Una vez, hace poco, existía un grupo que se llamaban los Pescadores. Había en aquel entonces muchos peces en las aguas. Semana tras semana, mes tras mes, año tras año, los que se llamaban los Pescadores se reunían para compartir sobre su llamado a pescar, la abundancia de los peces, y las estrategias de cómo capturarlos.
Los Pescadores construyeron edificios grandes y bellos donde reunirse. Siempre animaban a la gente sobre la gran importancia y necesidad de ser pescadores, ¡pero nadie pescaba! En adición a los bellos y grandes edificios, se formaron juntas misioneras para enviar algunos Pescadores a lugares donde había muchos peces pero no había quien los pescara. Las juntas se conformaron de pescadores de mucho conocimiento sobre cómo y dónde pescar; tenían mucha visión en la promoción de pescar en otros lugares.
También construyeron centros de entrenamiento, muy costosos donde entrenar más Pescadores.

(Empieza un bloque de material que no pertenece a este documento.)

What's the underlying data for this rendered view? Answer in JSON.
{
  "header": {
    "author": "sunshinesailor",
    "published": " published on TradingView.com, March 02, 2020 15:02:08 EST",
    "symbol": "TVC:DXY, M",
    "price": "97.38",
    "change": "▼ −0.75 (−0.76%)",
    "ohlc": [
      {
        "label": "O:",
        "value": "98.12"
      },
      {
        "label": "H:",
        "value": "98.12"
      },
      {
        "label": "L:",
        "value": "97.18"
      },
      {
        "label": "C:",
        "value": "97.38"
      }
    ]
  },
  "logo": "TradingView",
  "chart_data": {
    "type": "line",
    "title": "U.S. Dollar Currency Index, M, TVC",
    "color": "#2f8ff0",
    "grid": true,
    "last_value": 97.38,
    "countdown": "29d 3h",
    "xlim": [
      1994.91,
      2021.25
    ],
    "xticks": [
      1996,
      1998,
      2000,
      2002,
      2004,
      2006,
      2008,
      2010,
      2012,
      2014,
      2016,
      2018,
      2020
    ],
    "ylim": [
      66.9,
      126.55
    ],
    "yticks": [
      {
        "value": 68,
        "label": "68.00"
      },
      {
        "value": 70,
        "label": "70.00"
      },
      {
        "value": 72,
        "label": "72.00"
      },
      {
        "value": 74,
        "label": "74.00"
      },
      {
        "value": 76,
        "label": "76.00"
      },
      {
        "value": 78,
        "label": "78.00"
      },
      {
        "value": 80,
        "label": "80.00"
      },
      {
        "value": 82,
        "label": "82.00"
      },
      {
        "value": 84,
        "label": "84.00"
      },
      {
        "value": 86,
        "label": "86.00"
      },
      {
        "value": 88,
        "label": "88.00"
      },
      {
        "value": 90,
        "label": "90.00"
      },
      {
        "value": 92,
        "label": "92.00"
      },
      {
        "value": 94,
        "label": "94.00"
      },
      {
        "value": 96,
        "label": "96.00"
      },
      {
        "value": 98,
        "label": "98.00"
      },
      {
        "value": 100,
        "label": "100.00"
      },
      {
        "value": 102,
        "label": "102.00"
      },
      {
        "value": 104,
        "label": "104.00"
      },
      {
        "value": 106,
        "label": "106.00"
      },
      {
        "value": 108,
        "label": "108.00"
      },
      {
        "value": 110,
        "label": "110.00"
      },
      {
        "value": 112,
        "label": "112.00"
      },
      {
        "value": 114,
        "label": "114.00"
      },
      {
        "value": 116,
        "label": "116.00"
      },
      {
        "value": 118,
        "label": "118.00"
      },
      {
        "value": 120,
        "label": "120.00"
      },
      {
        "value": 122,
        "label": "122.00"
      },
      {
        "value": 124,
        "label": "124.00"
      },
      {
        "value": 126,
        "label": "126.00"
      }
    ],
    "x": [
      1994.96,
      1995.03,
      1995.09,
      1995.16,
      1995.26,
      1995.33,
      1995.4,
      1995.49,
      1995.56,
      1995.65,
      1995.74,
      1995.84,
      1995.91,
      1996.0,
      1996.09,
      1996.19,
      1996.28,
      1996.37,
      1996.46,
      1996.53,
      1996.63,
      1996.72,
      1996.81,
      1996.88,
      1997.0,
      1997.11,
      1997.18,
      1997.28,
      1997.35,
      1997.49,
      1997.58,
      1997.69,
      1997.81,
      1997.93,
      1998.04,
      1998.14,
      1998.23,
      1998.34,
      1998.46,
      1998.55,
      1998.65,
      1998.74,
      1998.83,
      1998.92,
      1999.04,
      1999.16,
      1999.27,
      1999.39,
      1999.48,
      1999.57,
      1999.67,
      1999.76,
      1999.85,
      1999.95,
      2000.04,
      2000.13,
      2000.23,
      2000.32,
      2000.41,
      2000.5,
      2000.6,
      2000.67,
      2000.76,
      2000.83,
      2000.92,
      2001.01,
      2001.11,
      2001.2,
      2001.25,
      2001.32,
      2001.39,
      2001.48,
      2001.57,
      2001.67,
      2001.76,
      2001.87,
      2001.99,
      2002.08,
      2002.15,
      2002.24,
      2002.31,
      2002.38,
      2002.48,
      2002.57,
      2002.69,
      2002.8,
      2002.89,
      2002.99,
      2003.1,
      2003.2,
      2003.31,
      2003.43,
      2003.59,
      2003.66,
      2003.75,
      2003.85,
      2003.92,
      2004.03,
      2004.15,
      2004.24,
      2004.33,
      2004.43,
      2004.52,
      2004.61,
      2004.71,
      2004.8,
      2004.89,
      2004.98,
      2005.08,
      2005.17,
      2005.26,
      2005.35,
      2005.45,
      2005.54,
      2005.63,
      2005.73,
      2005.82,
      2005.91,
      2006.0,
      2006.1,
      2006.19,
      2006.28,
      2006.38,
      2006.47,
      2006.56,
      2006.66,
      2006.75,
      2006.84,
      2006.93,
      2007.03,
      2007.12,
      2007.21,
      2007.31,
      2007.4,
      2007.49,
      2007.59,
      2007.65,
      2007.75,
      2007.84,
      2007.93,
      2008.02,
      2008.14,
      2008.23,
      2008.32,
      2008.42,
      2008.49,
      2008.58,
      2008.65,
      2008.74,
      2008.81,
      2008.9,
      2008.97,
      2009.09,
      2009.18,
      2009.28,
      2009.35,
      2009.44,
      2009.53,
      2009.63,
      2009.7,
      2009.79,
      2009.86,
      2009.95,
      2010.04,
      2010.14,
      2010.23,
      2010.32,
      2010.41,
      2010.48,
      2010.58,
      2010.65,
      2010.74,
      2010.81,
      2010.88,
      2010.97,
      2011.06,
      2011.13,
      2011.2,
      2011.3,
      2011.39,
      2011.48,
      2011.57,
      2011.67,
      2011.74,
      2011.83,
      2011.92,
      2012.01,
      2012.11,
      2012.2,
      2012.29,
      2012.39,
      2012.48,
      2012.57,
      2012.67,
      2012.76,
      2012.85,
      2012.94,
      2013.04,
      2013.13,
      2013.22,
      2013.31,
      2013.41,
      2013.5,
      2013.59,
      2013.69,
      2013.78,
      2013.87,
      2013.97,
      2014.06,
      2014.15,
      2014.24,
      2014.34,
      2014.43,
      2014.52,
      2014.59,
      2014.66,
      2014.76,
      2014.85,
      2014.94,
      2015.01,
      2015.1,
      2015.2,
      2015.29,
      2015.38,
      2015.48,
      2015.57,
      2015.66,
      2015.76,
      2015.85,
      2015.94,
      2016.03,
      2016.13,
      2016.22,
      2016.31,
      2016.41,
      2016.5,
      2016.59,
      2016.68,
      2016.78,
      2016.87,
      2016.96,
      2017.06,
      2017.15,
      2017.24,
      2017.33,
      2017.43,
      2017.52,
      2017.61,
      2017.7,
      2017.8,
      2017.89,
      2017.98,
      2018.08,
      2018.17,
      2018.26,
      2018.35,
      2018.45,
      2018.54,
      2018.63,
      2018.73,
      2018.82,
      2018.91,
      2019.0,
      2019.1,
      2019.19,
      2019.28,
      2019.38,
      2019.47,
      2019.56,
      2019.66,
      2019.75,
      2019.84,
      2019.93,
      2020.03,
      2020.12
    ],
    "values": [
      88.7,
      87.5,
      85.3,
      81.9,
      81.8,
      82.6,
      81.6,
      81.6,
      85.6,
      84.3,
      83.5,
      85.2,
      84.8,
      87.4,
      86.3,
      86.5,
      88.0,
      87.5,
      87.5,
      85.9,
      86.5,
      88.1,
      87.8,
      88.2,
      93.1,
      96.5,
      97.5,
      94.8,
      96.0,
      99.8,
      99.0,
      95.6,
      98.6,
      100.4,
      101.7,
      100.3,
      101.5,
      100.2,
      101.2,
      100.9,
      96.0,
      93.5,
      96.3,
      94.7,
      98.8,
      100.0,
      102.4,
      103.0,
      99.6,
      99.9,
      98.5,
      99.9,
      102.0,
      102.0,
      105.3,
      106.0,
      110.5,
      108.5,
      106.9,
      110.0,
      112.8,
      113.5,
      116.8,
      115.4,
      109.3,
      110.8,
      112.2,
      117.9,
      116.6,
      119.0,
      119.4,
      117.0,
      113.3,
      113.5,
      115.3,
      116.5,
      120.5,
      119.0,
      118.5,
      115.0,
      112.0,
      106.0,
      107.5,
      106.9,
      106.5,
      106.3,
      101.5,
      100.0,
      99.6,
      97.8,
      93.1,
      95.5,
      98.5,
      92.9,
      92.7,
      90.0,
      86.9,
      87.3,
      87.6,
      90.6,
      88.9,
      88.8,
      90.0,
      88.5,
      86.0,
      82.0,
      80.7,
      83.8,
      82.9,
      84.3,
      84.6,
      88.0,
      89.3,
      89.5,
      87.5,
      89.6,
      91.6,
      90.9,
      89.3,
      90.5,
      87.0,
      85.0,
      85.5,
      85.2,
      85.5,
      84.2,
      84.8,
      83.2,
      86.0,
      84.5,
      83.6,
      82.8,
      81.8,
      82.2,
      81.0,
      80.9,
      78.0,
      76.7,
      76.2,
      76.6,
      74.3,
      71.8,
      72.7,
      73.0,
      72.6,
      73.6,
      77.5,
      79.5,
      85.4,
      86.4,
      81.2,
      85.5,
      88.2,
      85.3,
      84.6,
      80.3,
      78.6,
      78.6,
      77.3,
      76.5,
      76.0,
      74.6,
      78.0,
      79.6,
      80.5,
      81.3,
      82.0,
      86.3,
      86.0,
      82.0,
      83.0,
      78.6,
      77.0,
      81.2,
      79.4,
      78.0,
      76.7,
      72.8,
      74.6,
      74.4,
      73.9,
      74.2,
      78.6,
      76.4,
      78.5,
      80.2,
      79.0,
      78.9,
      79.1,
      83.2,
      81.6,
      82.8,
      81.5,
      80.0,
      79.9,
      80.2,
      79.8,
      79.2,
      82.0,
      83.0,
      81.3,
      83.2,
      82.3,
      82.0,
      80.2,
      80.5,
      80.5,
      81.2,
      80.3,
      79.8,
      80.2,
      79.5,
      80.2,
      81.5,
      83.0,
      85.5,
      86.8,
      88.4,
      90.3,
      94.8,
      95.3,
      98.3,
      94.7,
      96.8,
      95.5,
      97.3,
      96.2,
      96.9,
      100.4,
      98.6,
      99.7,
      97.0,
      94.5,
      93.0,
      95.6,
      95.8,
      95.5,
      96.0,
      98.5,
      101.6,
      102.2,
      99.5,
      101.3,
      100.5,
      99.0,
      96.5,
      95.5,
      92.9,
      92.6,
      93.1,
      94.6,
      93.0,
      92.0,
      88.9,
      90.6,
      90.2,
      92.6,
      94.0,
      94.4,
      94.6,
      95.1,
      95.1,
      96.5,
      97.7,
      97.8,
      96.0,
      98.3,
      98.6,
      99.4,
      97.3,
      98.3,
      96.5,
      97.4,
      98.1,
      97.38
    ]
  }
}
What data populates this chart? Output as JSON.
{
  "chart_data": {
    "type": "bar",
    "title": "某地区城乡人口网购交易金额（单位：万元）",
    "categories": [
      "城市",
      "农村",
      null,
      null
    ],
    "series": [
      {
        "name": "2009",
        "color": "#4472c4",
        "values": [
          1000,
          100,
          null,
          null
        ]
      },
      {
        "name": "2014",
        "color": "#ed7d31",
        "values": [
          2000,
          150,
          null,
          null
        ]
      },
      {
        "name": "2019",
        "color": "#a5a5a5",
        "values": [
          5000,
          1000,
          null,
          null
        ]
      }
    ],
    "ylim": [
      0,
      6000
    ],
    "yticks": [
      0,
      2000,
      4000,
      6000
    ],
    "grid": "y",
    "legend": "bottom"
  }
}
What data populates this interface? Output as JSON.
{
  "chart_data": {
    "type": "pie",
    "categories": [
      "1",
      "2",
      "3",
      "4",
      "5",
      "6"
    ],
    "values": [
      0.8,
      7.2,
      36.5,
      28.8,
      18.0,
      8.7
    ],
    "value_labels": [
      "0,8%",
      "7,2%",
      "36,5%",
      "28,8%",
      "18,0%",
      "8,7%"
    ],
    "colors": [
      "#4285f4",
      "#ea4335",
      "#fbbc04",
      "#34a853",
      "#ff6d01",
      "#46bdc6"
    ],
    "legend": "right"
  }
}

Ofrecieron cursos sobre las necesidades de los peces, la naturaleza de los peces, las reacciones psicológicos de los peces, cómo acercarse a ellos, cómo alimentarles, etc.
Enviaron muchos graduados y licenciados hasta aguas lejanas. Salieron bastantes, dejando casa y familia para obedecer el llamado. Pero, como los pescadores en sus propios pueblos, ¡nunca pescaron! Como los Pescadores de su pueblo, construyeron edificios, enseñaron cursos sobre cómo pescar, construyeron lagunas para los peces, etc.
Después de una reunión bastante animada, un joven salio a pescar ¡y pescó dos grandes peces! Fue honrado tremendamente por su valentía, y fue invitado por clubes de pesca por todo el país para hablar sobre su éxito. Así dejó el campo de pescar para enseñar a otros.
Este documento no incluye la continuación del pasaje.